Personne n’était là pour entendre mes cris.
Tel un maniaque survolté, je bondis dans mon salon en agitant mes bras dans tous les sens, à la recherche d’une échappatoire à la boucherie qui s’était installée chez moi. Le peu de raison qu’il restait encore en moi fut vaincu à jamais lorsque mon regard croisa le miroir en pied qui se trouvait dans mon salon. Je m’y vis dedans, mais ce que je vis était loin d’être mon reflet. C’est en effet ma mort que je vis.
Mon cadavre était pendu par les mains au plafond et vacillait de gauche à droite tandis que mes tripes pendouillaient de mon ventre ouvert. Du sang ruisselait de ma bouche et mon regard était éteint. De chaque côté de mon corps, Elles se tenaient debout. L’une avait une hache à la main, l’autre une lance. Leurs mains, leurs vêtements blancs et leurs bouches étaient recouverts de mon sang. Leur regard n’avait jamais été aussi inhumain.
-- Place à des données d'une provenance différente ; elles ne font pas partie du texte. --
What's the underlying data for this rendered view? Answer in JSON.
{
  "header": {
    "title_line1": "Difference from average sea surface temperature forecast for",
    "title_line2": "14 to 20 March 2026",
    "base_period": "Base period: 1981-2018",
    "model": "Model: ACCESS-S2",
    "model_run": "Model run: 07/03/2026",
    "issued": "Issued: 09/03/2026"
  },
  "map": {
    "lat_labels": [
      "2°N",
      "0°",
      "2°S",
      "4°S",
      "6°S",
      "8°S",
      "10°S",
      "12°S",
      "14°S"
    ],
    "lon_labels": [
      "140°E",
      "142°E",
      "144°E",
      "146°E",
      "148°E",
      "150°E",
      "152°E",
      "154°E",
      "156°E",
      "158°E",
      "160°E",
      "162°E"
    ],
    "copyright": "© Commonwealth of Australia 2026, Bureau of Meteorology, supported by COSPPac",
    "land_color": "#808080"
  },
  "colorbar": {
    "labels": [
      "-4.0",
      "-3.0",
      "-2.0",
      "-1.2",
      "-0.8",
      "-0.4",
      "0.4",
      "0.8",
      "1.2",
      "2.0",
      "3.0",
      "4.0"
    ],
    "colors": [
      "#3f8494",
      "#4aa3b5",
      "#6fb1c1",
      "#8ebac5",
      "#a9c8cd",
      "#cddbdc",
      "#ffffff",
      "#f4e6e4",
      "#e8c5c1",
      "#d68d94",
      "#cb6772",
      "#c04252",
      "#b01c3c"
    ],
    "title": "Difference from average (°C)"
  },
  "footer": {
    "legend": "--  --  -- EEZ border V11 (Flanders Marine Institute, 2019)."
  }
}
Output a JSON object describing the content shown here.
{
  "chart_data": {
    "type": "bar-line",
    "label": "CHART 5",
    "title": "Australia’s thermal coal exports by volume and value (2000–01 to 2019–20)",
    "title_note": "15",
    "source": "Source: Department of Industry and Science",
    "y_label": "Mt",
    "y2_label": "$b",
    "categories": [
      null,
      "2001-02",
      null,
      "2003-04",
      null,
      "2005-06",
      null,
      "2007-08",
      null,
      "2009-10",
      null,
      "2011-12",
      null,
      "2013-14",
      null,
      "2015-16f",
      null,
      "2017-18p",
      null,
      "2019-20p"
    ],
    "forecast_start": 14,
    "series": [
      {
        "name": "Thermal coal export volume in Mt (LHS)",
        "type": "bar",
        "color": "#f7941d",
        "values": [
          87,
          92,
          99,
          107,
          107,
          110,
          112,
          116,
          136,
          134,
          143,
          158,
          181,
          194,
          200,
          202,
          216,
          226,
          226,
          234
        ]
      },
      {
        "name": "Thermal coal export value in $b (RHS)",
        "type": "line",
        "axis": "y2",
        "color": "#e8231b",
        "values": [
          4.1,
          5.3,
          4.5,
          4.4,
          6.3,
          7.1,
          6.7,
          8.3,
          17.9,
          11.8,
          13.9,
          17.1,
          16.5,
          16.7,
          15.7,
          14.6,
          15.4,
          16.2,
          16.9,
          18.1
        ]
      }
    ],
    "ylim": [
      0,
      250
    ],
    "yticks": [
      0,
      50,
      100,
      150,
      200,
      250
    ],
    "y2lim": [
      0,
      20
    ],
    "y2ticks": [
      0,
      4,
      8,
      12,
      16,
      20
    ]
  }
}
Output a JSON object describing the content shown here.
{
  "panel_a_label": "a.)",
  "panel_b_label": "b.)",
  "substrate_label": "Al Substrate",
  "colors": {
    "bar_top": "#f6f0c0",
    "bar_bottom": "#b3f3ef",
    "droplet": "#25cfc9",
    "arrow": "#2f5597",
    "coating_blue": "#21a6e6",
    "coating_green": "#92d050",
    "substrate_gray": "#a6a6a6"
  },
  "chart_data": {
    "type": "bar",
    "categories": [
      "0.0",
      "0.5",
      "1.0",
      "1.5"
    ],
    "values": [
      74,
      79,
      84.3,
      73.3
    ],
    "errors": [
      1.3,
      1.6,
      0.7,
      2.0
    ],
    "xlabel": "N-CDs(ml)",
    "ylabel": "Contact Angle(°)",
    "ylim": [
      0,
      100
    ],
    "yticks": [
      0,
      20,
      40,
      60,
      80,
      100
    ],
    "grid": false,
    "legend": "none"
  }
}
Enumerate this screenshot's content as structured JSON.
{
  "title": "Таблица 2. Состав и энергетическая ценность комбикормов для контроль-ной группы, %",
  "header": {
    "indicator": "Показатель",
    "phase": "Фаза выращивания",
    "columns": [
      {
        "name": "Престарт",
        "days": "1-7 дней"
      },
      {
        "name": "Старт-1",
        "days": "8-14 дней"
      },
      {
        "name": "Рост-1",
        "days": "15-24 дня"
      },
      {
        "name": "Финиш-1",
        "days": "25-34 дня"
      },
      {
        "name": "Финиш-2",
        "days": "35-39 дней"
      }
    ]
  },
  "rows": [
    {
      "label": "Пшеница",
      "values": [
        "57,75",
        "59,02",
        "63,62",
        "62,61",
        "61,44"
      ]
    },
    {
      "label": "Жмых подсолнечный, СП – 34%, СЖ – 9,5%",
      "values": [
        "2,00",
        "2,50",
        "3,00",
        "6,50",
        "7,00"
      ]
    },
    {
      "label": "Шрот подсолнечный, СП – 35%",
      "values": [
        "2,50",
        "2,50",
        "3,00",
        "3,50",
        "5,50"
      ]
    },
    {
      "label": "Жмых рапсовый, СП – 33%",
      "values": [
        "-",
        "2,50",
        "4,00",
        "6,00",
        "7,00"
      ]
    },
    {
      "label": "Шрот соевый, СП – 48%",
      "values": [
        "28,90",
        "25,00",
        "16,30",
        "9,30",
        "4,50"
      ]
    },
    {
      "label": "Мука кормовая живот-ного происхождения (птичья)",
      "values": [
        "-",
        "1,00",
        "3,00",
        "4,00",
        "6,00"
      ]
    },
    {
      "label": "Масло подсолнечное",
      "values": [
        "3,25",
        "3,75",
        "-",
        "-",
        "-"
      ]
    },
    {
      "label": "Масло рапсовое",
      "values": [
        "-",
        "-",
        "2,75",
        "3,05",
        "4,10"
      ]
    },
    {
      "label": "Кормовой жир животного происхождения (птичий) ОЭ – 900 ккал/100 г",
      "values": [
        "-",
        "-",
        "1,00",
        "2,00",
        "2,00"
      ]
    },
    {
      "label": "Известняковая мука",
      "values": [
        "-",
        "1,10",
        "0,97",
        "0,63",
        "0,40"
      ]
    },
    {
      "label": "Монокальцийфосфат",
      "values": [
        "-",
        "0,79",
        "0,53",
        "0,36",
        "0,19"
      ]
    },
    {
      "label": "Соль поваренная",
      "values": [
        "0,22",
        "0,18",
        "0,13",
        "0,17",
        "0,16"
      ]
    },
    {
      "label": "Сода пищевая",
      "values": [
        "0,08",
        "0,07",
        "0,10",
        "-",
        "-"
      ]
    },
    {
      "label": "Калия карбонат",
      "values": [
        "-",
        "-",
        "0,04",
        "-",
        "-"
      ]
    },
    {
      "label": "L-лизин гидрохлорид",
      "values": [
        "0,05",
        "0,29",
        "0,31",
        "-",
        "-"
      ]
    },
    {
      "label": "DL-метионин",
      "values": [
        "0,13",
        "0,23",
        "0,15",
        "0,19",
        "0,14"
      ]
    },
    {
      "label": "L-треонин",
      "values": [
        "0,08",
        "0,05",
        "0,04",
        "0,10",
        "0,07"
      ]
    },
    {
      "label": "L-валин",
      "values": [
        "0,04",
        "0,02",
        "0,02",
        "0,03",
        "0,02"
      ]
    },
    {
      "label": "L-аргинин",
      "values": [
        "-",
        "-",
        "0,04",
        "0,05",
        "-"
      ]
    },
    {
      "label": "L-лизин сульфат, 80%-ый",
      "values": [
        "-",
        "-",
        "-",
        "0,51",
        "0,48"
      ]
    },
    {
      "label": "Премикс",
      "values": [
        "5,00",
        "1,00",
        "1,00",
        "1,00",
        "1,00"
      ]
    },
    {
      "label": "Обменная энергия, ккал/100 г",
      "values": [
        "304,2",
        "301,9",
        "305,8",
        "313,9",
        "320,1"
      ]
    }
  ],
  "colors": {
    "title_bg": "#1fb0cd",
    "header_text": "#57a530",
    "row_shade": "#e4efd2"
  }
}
Je ne vous raconterai pas les évènements plus obscènes encore qui suivirent chez moi cette nuit-là. Je ne saurais trouver le courage de les retranscrire les visions inhumaines dont je fus victime. Je me contenterai de vous faire part de la perte totale de mes moyens qui suivit, et de la façon dont j’ai saccagé ma belle maison. Ne sachant comment sortir de cet enfer et en proie à des spasmes incontrôlables, je me suis mis à détruire violemment tous les objets et meubles que je possédais. Tout ce qui se trouvait sur mon passage vola en éclat sous la force de mes coups.
Tous mes biens saccagés et moi épuisé, je m’effondrai sur le sol au milieu d’une flaque sanglante, m’abandonnant totalement aux monstres qui venaient me prendre. Je vis la lune une dernière fois…puis ce fut le gouffre.
5
Combien de temps ai-je dormi ? Impossible à dire…je ne trouve plus mon téléphone et je n’ai pas de montre. Les quelques heures qui ont suivi mon réveil m’ont servis à relater cette histoire sur une dizaine de feuilles que j’ai réussi à retrouver dans le désordre anarchique que j’avais causé chez moi. J’ai aussi trouvé un couteau de cuisine entre deux flaques de sang, dans ma chambre. Juste ce qu’il me fallait. J’espère avoir le courage de me rendre ma liberté avec. Je devrais pouvoir y arriver. Plein de gens l’ont déjà fait avant moi.
Mais je dois faire vite. Je crois qu’Elles sont déjà revenues. Je les entends frapper à ma porte.